Reysa v. Reysa

521 S.W.2d 746
CourtCourt of Appeals of Texas
DecidedJanuary 28, 1975
DocketNo. 8264
StatusPublished
Cited by1 cases

This text of 521 S.W.2d 746 (Reysa v. Reysa) is published on Counsel Stack Legal Research, covering Court of Appeals of Texas primary law. Counsel Stack provides free access to over 12 million legal documents including statutes, case law, regulations, and constitutions.

Bluebook
Reysa v. Reysa, 521 S.W.2d 746 (Tex. Ct. App. 1975).

Opinions

CORNELIUS, Justice.

Appellee was granted summary judgment against appellant for $7,658.53 representing accrued and unpaid alimony installments provided by an Illinois divorce decree. The judgment will be reversed.

The parties were divorced in 1966 in Illinois. An agreement of the parties which was “incorporated into and merged into” the decree provided that appellant would pay appellee “as and for her permanent alimony” the sum of $475.00 per month (being one-third of appellant’s salary less deductions) plus one-third of any salary increases which appellant received in the future. The decree provided that all of the terms of the alimony agreement were binding on the parties, and that “this court shall retain jurisdiction of this cause until the terms of this decree have been fully complied with in all respects.” Appellant moved to Texas, and in 1973 appellee filed suit in Dallas County to recover the unpaid alimony. Appellee’s last amended petition, filed on January 16, 1974, sought only to recover installments of $703.44 for the months of July, August, September, October, November and December of 1973, totaling $4,406.64, plus “. . . any other amounts coming due during the pendency of this action . . .’’On January 21, [747]*7471974, appellee filed her motion for summary judgment. The motion was supported by appellee’s affidavit dated November 12, 1973, and appellant’s answers to certain interrogatories. On April 4, 1974, appellee filed a second amended motion for summary judgment asserting that the installments for July through December, 1973 were $833.06 each rather than $703.44, and were $896.39 per month for January, February and March of 1974, for a total of $7,-687.53. The amended motion was not supported by an amended pleading or a new affidavit, but merely referred to the affidavit of November 12, and depended upon the answers to interrogatories to show the amount of appellant’s salary. The District Court granted summary judgment for the amount which the amended motion for summary judgment asserted was due.

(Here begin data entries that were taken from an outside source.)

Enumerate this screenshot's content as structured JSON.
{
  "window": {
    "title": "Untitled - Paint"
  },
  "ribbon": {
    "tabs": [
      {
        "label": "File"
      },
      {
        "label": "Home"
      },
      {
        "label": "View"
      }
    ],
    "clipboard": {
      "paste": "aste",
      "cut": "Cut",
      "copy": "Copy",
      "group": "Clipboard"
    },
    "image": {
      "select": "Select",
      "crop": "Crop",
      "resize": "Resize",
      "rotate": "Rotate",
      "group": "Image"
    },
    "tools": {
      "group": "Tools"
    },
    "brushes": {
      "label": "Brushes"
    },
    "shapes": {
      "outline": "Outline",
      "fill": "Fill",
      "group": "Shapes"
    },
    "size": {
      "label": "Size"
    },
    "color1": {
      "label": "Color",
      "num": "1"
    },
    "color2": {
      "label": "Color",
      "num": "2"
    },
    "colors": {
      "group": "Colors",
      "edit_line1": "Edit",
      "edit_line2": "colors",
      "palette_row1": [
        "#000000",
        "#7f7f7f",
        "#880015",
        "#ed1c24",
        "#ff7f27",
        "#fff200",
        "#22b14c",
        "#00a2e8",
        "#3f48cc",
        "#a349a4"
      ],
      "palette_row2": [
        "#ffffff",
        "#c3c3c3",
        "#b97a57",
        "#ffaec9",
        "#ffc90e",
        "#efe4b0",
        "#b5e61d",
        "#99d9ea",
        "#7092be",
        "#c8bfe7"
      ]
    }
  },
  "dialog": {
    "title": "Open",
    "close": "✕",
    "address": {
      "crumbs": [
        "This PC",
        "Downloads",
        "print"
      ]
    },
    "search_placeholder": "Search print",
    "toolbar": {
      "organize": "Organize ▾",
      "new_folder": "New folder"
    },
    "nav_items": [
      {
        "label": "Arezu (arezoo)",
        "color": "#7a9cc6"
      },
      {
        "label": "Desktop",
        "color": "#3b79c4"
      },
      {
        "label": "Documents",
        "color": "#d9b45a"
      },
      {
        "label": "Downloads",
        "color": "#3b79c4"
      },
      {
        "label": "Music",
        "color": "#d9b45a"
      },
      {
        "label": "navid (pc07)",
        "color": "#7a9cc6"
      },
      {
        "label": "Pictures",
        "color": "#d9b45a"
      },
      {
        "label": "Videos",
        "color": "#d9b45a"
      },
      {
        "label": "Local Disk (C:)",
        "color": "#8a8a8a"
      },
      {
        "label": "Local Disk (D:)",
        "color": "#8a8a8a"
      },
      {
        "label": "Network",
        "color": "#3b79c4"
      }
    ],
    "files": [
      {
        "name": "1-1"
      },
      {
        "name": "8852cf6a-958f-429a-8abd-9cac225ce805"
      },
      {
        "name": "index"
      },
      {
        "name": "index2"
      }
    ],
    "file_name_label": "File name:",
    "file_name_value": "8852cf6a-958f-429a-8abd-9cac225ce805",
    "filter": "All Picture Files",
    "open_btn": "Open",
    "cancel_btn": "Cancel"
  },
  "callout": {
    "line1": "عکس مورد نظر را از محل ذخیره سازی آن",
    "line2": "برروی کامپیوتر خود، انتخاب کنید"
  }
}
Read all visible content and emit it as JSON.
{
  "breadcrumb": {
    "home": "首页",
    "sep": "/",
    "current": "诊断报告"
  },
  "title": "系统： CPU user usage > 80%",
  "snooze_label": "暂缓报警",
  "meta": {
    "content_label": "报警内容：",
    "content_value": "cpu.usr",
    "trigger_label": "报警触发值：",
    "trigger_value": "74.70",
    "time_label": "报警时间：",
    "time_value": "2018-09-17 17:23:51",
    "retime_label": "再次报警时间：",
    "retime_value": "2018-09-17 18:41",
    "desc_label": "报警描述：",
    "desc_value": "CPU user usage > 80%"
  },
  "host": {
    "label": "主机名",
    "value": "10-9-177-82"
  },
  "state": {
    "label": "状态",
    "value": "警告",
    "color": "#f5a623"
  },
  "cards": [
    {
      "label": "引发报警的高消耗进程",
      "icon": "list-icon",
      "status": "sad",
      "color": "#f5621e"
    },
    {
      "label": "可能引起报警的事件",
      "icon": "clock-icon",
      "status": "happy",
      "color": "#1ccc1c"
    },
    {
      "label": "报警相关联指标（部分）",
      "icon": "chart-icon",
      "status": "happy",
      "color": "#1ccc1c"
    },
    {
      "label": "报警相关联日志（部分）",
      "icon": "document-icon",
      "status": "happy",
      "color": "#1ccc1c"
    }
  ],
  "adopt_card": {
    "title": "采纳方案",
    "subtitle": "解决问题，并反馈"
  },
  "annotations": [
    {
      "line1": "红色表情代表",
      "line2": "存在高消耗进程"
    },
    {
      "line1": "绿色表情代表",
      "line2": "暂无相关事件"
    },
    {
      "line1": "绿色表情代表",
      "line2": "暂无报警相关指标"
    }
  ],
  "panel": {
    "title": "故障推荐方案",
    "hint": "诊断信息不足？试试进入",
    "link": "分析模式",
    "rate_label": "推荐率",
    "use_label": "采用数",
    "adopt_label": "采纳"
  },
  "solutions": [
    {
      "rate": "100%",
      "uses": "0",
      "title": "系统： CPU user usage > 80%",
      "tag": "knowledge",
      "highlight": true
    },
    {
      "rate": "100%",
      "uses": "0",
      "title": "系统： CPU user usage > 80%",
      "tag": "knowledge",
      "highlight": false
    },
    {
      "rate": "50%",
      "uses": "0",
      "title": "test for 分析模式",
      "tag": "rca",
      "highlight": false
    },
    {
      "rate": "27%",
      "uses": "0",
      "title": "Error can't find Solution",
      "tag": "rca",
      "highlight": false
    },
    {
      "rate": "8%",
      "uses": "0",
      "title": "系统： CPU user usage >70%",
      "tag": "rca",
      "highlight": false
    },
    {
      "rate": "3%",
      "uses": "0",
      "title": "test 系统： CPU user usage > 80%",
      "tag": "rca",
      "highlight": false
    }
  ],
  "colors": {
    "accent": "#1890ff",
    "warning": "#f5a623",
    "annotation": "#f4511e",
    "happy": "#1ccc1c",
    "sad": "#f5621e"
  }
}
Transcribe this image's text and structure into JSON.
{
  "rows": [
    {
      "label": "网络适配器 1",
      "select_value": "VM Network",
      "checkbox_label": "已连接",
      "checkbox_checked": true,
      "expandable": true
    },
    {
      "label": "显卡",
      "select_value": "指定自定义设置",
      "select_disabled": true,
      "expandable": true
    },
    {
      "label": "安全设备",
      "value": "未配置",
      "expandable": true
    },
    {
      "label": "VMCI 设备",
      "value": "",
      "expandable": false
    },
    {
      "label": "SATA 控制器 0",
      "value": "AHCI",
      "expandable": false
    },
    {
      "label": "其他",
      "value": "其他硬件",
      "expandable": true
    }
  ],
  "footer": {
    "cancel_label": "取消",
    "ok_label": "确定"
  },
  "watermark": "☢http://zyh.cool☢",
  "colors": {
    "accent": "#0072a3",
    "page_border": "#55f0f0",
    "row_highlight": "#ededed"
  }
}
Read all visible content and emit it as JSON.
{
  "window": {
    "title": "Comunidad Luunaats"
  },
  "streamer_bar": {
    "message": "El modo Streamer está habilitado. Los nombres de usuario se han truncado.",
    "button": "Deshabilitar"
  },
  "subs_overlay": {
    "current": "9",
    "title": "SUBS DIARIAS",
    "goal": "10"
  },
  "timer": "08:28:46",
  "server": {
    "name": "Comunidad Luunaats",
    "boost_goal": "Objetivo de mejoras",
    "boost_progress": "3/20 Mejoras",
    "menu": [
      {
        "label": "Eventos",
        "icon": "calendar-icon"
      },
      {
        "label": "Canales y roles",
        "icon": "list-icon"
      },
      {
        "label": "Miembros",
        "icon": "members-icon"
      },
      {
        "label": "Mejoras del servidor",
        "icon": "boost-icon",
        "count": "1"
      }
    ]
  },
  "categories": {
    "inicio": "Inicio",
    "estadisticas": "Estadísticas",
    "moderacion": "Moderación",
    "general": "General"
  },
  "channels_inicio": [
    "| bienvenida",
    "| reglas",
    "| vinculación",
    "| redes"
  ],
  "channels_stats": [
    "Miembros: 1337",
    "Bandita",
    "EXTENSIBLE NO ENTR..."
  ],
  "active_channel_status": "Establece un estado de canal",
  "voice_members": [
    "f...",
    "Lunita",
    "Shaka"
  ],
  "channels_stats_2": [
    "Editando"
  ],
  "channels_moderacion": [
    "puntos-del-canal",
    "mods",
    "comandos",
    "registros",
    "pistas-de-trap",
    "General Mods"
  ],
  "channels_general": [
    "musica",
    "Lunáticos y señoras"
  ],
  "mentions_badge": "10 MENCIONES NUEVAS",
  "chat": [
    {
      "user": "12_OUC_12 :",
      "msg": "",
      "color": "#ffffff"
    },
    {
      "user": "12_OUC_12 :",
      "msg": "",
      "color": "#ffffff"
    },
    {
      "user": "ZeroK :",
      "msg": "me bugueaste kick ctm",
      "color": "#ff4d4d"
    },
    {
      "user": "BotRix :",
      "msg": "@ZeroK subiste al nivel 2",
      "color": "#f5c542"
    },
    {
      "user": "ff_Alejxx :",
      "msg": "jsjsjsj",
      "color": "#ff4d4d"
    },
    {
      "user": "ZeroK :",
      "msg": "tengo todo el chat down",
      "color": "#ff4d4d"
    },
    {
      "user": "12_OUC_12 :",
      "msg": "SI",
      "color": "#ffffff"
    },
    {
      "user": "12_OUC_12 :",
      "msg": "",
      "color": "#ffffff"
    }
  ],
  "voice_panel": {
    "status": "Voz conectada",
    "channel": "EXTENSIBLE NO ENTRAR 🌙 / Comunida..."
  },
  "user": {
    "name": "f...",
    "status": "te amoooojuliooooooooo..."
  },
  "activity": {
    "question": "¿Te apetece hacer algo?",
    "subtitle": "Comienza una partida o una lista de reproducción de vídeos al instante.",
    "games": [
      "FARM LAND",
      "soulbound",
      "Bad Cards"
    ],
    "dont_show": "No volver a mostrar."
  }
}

Appellant urges eleven points of error which contend, among other things, that the summary judgment is not supported by the pleadings or by legally sufficient evidence.

To be entitled to summary judgment, ap-pellee had the burden to show by summary judgment proof that there was no material issue of fact genuinely in dispute and that she was entitled to the judgment prayed for as a matter of law. Gulbenkian v. Penn, 151 Tex. 412, 252 S.W.2d 929 (1952); Gulf, Colorado & Santa Fe Railway v. McBride, 159 Tex. 442, 322 S.W.2d 492 (1958); Campbell v. Avinger, 505 S.W.2d 788 (Tex.1974). In this case that means that appellee must have shown that the Illinois decree was a final judgment entitled to full faith and credit in Texas, by which specific alimony installments in a sum certain had become fully vested and were due and unpaid. Restatement of the Law Second, Conflict of Laws, Secs. 107 and 108; 50 C.J.S. Judgments, p. 448 and cases there cited.

In some states alimony installments which have already accrued are nevertheless subject to modification by the court under the authority of statutes, judicial decisions or provisions contained in the decree. See Annotation, 94 A.L.R. p. 332, et seq. Where such installments are subject to modification after accrual, the judgment is not entitled to full faith and credit even as to accrued installments. Sistare v. Sistare, 218 U.S. 1, 30 S.Ct. 682, 54 L.Ed. 905; Gard v. Gard, 150 Tex. 347, 241 S. W.2d 618 (1951); Criteser v. Gaffey, 222 S.W. 193 (Tex.Comm’n.App.1920, judg. approvd); Stout v. Stout, 214 S.W.2d 891 (Tex.Civ.App. Texarkana 1948, writ ref’d) ; Restatement of the Law Second, Conflict of Laws, Sec. 109. Therefore, to show that the Illinois judgment was final and entitled to full faith and credit, appel-lee must have shown not only that it had not been rescinded or modified, but also that under Illinois law, the accrued installments were not subject to modification.

Appellee’s summary judgment proof consisted only of her affidavit of November 12, 1973, a certified copy of the Illinois decree, and answers to certain interrogatories. The material portions of her affidavit alleged only that the Illinois decree “has not been rescinded or in any way modified,” that she had not remarried since the entry of the decree, and that she had received none of the installments since June of 1973. The answers to interrogatories only confirmed that the Illinois decree had not been modified as far as appellant knew, and gave the amount of appellant’s salary. There was no summary judgment proof as to whether Illinois law permitted modification of installments which had already accrued.